The removal of the fuel subsidy has also freed up significant fiscal resources. The government estimates that it saved over N4 trillion in the first year alone, funds that have been redirected to infrastructure projects, education, and healthcare. The federal government has launched a new student loan scheme and increased funding for public works programmes, though critics say the disbursement has been slow and opaque.

Pan-African and Global Significance

Nigeria’s economic reform experiment is being closely watched across Africa and beyond. As the continent’s largest economy and most populous nation, Nigeria’s policy choices have ripple effects on regional trade, investment flows, and commodity prices. Several African countries, including Ghana, Kenya, and Angola, have undertaken similar subsidy removal and currency reforms, often facing comparable political and social backlash.

The success or failure of Tinubu’s reforms could set a precedent for other resource-dependent economies seeking to break free from subsidy traps and currency distortions. The African Development Bank (AfDB) has commended Nigeria’s efforts, noting that fiscal discipline and exchange rate transparency are essential for attracting the private capital needed to finance the continent’s infrastructure gap.

Globally, Nigeria’s stabilisation is also significant for energy markets. As a major oil producer, a more predictable naira and improved fiscal health could boost Nigeria’s oil and gas output, helping to stabilise global supply. The country is also positioning itself as a destination for critical mineral investments, including lithium and rare earth elements, which require a stable macroeconomic environment.

What Happens Next

Looking ahead, the Tinubu administration faces the challenge of sustaining the reform momentum while addressing the immediate needs of the population. The government has announced plans to expand its social safety net, including cash transfers and subsidised food programmes, but implementation remains a concern.

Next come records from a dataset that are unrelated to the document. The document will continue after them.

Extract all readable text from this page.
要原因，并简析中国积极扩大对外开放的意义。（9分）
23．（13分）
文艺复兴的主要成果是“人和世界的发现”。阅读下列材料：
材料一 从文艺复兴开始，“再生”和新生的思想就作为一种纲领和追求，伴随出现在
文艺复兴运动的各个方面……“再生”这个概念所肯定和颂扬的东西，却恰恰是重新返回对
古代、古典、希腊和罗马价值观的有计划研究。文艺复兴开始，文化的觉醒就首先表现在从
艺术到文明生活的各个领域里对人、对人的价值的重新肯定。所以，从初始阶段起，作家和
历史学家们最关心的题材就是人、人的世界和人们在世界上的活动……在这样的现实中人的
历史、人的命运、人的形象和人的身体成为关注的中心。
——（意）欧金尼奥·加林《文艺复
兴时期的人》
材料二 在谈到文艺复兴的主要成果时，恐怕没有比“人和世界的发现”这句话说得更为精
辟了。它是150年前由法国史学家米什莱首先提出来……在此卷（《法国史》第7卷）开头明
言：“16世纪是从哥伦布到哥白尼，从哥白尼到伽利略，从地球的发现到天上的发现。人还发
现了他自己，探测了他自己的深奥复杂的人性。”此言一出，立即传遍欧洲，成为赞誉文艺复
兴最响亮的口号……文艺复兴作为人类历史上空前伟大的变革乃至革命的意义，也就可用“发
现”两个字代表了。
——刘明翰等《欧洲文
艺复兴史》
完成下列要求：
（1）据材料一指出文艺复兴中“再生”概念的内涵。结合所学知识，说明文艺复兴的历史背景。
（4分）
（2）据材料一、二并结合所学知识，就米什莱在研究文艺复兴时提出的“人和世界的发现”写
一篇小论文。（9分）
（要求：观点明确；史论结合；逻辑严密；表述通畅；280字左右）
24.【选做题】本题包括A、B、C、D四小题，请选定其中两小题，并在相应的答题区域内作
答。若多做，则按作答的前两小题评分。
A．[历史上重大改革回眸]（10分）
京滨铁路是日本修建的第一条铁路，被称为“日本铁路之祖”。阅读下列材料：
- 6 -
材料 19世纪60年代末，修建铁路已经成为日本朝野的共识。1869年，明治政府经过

The Central Bank is expected to maintain a tight monetary policy stance to anchor inflation expectations. Analysts predict that the Monetary Policy Committee will hold the benchmark interest rate at its current level of 27.5 percent when it meets next month, though further hikes cannot be ruled out if inflation does not moderate.

Internationally, Nigeria is seeking to attract more foreign direct investment (FDI) through improved infrastructure and regulatory reforms. The government is also negotiating a new financing arrangement with the World Bank and the IMF, which could provide additional fiscal support tied to continued reform implementation.

For President Tinubu, the next two years will be critical. If the economic indicators continue to improve and the pain begins to ease, his political gamble may pay off. If not, the growing discontent could threaten not only his re-election prospects but also the sustainability of the reforms themselves.

Sources

  • President Bola Ahmed Tinubu, Presidential Media Briefing, Abuja, May 24, 2026.
  • Central Bank of Nigeria, Foreign Exchange Market Report, Q1 2026.
  • Nigeria Labour Congress, Press Conference, Lagos, May 23, 2026.
  • Manufacturers Association of Nigeria, Quarterly Economic Review, May 2026.
  • World Bank, Nigeria Development Update, April 2026.
  • International Monetary Fund, Article IV Consultation with Nigeria, March 2026.
  • African Development Bank, Economic Outlook for Nigeria, 2026.
  • Dr. Chidi Odinkalu, Political Analyst, Interview with Sele Media Africa, May 22, 2026.